Nevertheless, some limitations must be considered when deploying AI technologies in financial services. The first is biased decision-making due to inappropriate data used to train algorithms. To avoid this, financing organizations must ensure their data are diverse [24,25]. Data privacy and security breaches must be avoided; measures should be taken to ensure that data are securely stored against cyber threats [20]. Nonetheless, research has suggested that AI offers solutions that would have been impossible without such technology [25].

4.2. Challenges

Despite AI’s continuous evolution in the KSA financial sector, certain challenges must be tackled. One of the primary difficulties Saudi financial institutions face is the shortage of qualified AI specialists and experts. As reported by AlBarrak et al. [26] there is an insufficient number of AI professionals in KSA, which impedes the emergence and implementation of AI technologies in the financial sector. This lack of skilled professionals is exacerbated due to the high demand for AI expertise in other industries like healthcare and energy. Ourdani and Chrayah [11] further underscored this challenge in their research, which accentuated the possibility of big data analytics to generate value, rationalize resources, manage risks, increase effectiveness and efficiency, and prevent fraudulence in public finance. They concluded that investing in this technology can be advantageous for authorities. Nevertheless, they mentioned certain obstructions, such as insufficient technical skills and financial resources, that impede big data projects from flourishing in public finance.
Apart from this, the cost is another challenge financial institutions in KSA encounter when implementing AI technologies. AI technologies demand considerable investment in infrastructure, hardware, and software, which can be too costly for certain institutions, especially smaller ones [27]. Additionally, maintaining and upgrading AI systems can also be expensive.
Data quality and availability are also major challenges financial institutions confront when applying AI technologies. Good-quality data are necessary for algorithms to be trained or developed; unfortunately, many financial entities struggle to obtain quality data because of data fragmentation, silos, and the absence of standardization [27,28].
Furthermore, financial institutions may need to establish regulatory frameworks that guarantee the ethical and responsible use of AI technologies within the sector.

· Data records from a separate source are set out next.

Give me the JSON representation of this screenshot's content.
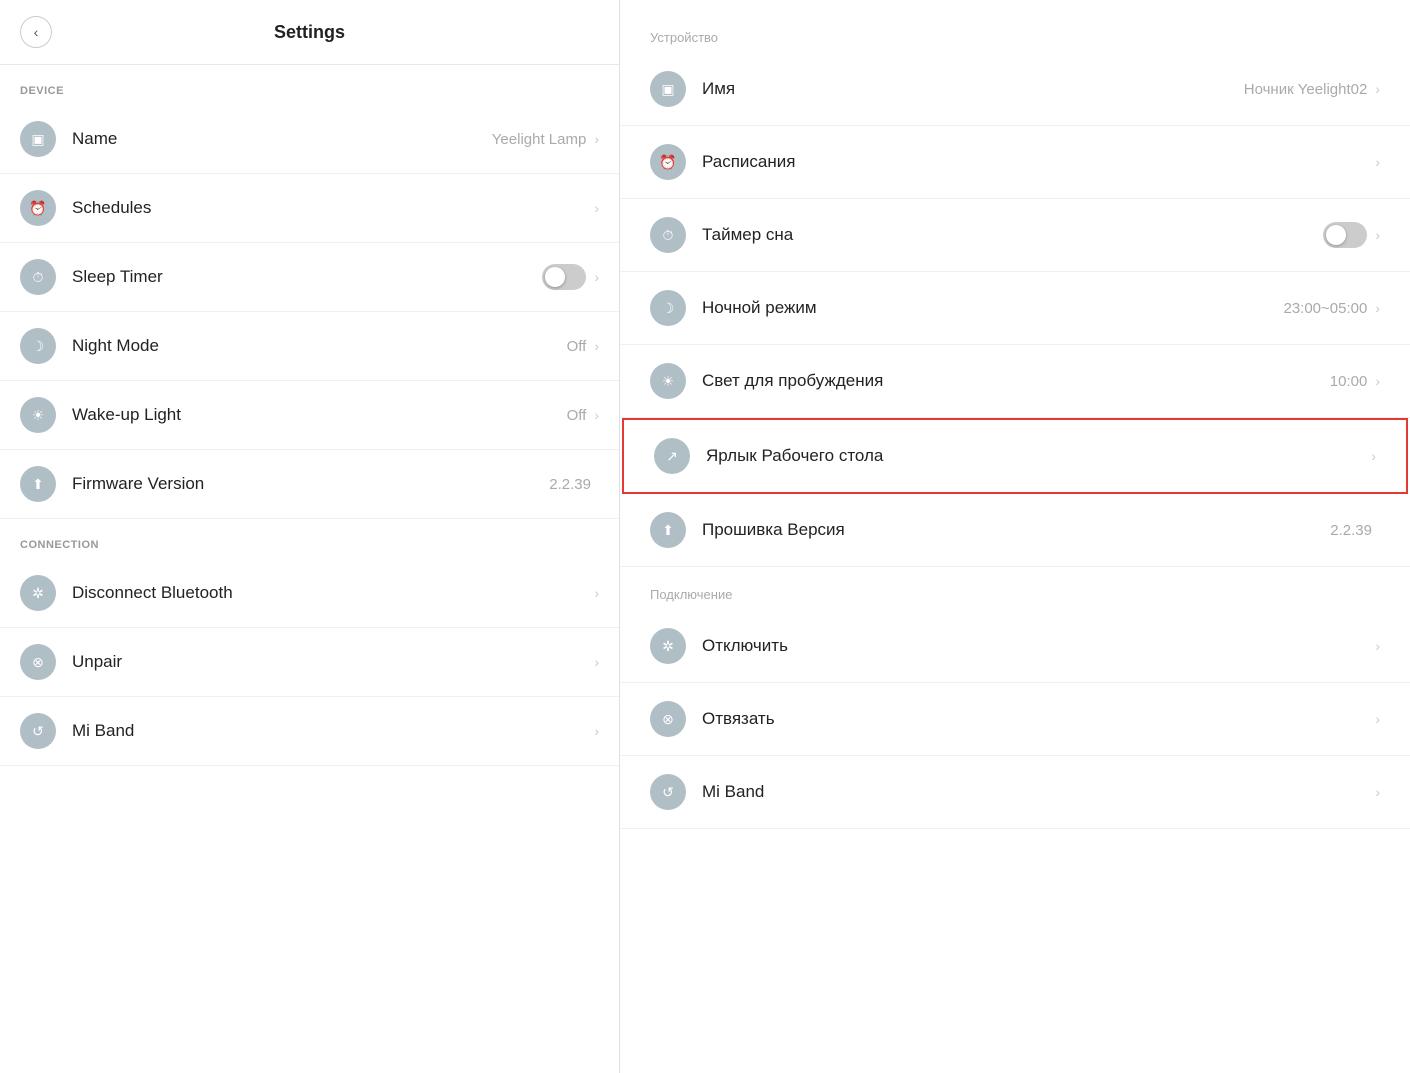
{
  "left": {
    "header": {
      "back_label": "‹",
      "title": "Settings"
    },
    "device_section_label": "DEVICE",
    "device_items": [
      {
        "id": "name",
        "icon": "▣",
        "label": "Name",
        "value": "Yeelight Lamp",
        "has_chevron": true,
        "has_toggle": false
      },
      {
        "id": "schedules",
        "icon": "⏰",
        "label": "Schedules",
        "value": "",
        "has_chevron": true,
        "has_toggle": false
      },
      {
        "id": "sleep-timer",
        "icon": "⏱",
        "label": "Sleep Timer",
        "value": "",
        "has_chevron": true,
        "has_toggle": true,
        "toggle_on": false
      },
      {
        "id": "night-mode",
        "icon": "☽",
        "label": "Night Mode",
        "value": "Off",
        "has_chevron": true,
        "has_toggle": false
      },
      {
        "id": "wake-up-light",
        "icon": "☀",
        "label": "Wake-up Light",
        "value": "Off",
        "has_chevron": true,
        "has_toggle": false
      },
      {
        "id": "firmware-version",
        "icon": "⬆",
        "label": "Firmware Version",
        "value": "2.2.39",
        "has_chevron": false,
        "has_toggle": false
      }
    ],
    "connection_section_label": "CONNECTION",
    "connection_items": [
      {
        "id": "disconnect-bluetooth",
        "icon": "✲",
        "label": "Disconnect Bluetooth",
        "value": "",
        "has_chevron": true
      },
      {
        "id": "unpair",
        "icon": "⊗",
        "label": "Unpair",
        "value": "",
        "has_chevron": true
      },
      {
        "id": "mi-band",
        "icon": "↺",
        "label": "Mi Band",
        "value": "",
        "has_chevron": true
      }
    ]
  },
  "right": {
    "device_section_label": "Устройство",
    "device_items": [
      {
        "id": "name-ru",
        "icon": "▣",
        "label": "Имя",
        "value": "Ночник Yeelight02",
        "has_chevron": true,
        "has_toggle": false,
        "highlighted": false
      },
      {
        "id": "schedules-ru",
        "icon": "⏰",
        "label": "Расписания",
        "value": "",
        "has_chevron": true,
        "has_toggle": false,
        "highlighted": false
      },
      {
        "id": "sleep-timer-ru",
        "icon": "⏱",
        "label": "Таймер сна",
        "value": "",
        "has_chevron": true,
        "has_toggle": true,
        "toggle_on": false,
        "highlighted": false
      },
      {
        "id": "night-mode-ru",
        "icon": "☽",
        "label": "Ночной режим",
        "value": "23:00~05:00",
        "has_chevron": true,
        "has_toggle": false,
        "highlighted": false
      },
      {
        "id": "wake-up-light-ru",
        "icon": "☀",
        "label": "Свет для пробуждения",
        "value": "10:00",
        "has_chevron": true,
        "has_toggle": false,
        "highlighted": false
      },
      {
        "id": "shortcut-ru",
        "icon": "↗",
        "label": "Ярлык Рабочего стола",
        "value": "",
        "has_chevron": true,
        "has_toggle": false,
        "highlighted": true
      },
      {
        "id": "firmware-ru",
        "icon": "⬆",
        "label": "Прошивка Версия",
        "value": "2.2.39",
        "has_chevron": false,
        "has_toggle": false,
        "highlighted": false
      }
    ],
    "connection_section_label": "Подключение",
    "connection_items": [
      {
        "id": "disconnect-ru",
        "icon": "✲",
        "label": "Отключить",
        "value": "",
        "has_chevron": true
      },
      {
        "id": "unpair-ru",
        "icon": "⊗",
        "label": "Отвязать",
        "value": "",
        "has_chevron": true
      },
      {
        "id": "mi-band-ru",
        "icon": "↺",
        "label": "Mi Band",
        "value": "",
        "has_chevron": true
      }
    ]
  }
}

Insufficient clear directives and regulations create ambiguity and prohibit adoption and usage [28].

5. Ethical and Regulatory Considerations

Incorporating AI technologies into the Saudi financial sector can boost efficiency and improve the customer experience. However, using AI also raises ethical and regulatory issues concerning privacy, security, bias, and accountability. This literature review aims to provide insight into the ethical and legal considerations of using AI technologies in the KSA financial sector.

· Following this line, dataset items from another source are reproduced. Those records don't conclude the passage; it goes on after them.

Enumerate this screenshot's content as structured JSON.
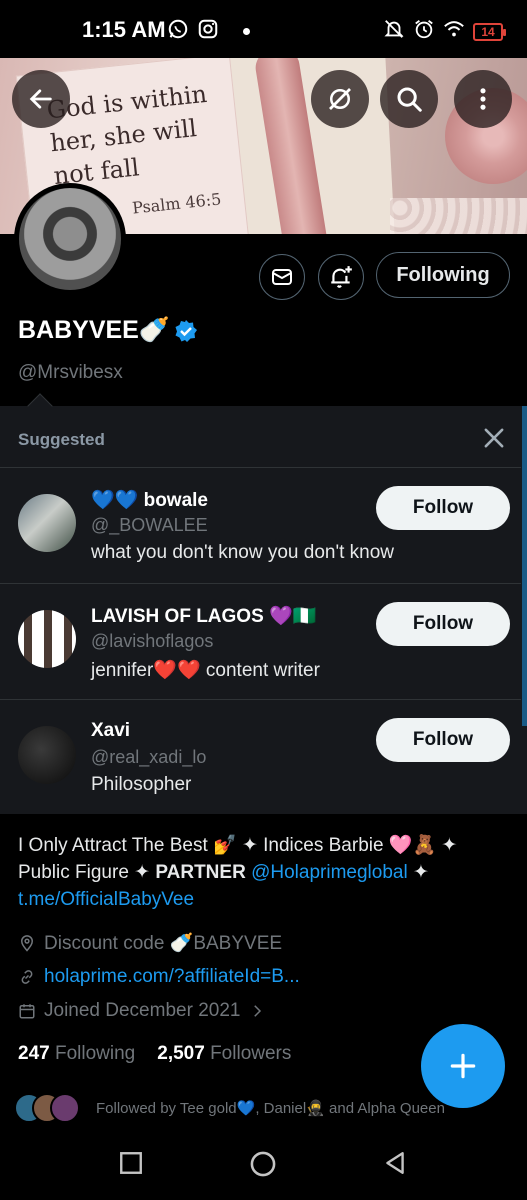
{
  "status_bar": {
    "time": "1:15 AM",
    "battery": "14",
    "icons": [
      "whatsapp-icon",
      "instagram-icon",
      "dot",
      "mute-icon",
      "alarm-icon",
      "wifi-icon",
      "battery-icon"
    ]
  },
  "banner": {
    "verse_lines": [
      "God is within",
      "her, she will",
      "not fall"
    ],
    "verse_ref": "Psalm 46:5"
  },
  "profile": {
    "display_name": "BABYVEE🍼",
    "handle": "@Mrsvibesx",
    "following_button": "Following"
  },
  "suggested": {
    "title": "Suggested",
    "accounts": [
      {
        "name": "💙💙 bowale",
        "handle": "@_BOWALEE",
        "bio": "what you don't know you don't know",
        "button": "Follow"
      },
      {
        "name": "LAVISH OF LAGOS 💜🇳🇬",
        "handle": "@lavishoflagos",
        "bio": "jennifer❤️❤️  content writer",
        "button": "Follow"
      },
      {
        "name": "Xavi",
        "handle": "@real_xadi_lo",
        "bio": "Philosopher",
        "button": "Follow"
      }
    ]
  },
  "bio": {
    "line1": "I Only Attract The Best 💅 ✦ Indices Barbie 🩷🧸 ✦",
    "line2_text": "Public Figure ✦ ",
    "line2_bold": "PARTNER",
    "mention": "@Holaprimeglobal",
    "sep": " ✦ ",
    "link": "t.me/OfficialBabyVee"
  },
  "meta": {
    "location": "Discount code 🍼BABYVEE",
    "website": "holaprime.com/?affiliateId=B...",
    "joined": "Joined December 2021"
  },
  "stats": {
    "following_count": "247",
    "following_label": "Following",
    "followers_count": "2,507",
    "followers_label": "Followers"
  },
  "followed_by": "Followed by Tee gold💙, Daniel🥷 and Alpha Queen",
  "colors": {
    "accent": "#1d9bf0",
    "background": "#000000",
    "card": "#16181c",
    "muted": "#71767b"
  }
}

5.1. Ethical Considerations

Regarding AI applications in finance, several ethical issues must be considered. For instance, an AI algorithm’s accuracy is only as unbiased as the data on which it is trained; if the data are biased, the outcome will be biased [29,30]. This can potentially lead to unfair or discriminatory practices in lending, investments, or other monetary activities.
Another ethical dilemma is how AI will affect job prospects. As technology advances, there are concerns that it could replace workers in data analyses and customer service roles. Organizations need to consider how these changes could negatively impact their employees and devise strategies to minimize such impacts as they could cause economic disruptions for displaced employees.
Finally, there are concerns related to protecting customers’ personal information. AI models require substantial amounts of confidential financial data to work effectively, and these must be secure and comply with all related data privacy regulations. There is also the risk that an AI model could be hacked, leading to financial fraud or other illegal activities.
Therefore, organizations should approach using AI in finances with ethics at the forefront of their minds. By tackling bias, ensuring employment interests are considered, and following all customer data privacy regulations, organizations can ensure that any use of AI will be positive for all stakeholders involved. Furthermore, financial institutions need to guarantee that their data are varied and representative of all customer groups to reduce the potential for bias in any algorithmic decision-making processes [29,30]. Last but not least, organizations must take steps to ensure customers’ personal information remains secure against unapproved access or disclosure [29,30].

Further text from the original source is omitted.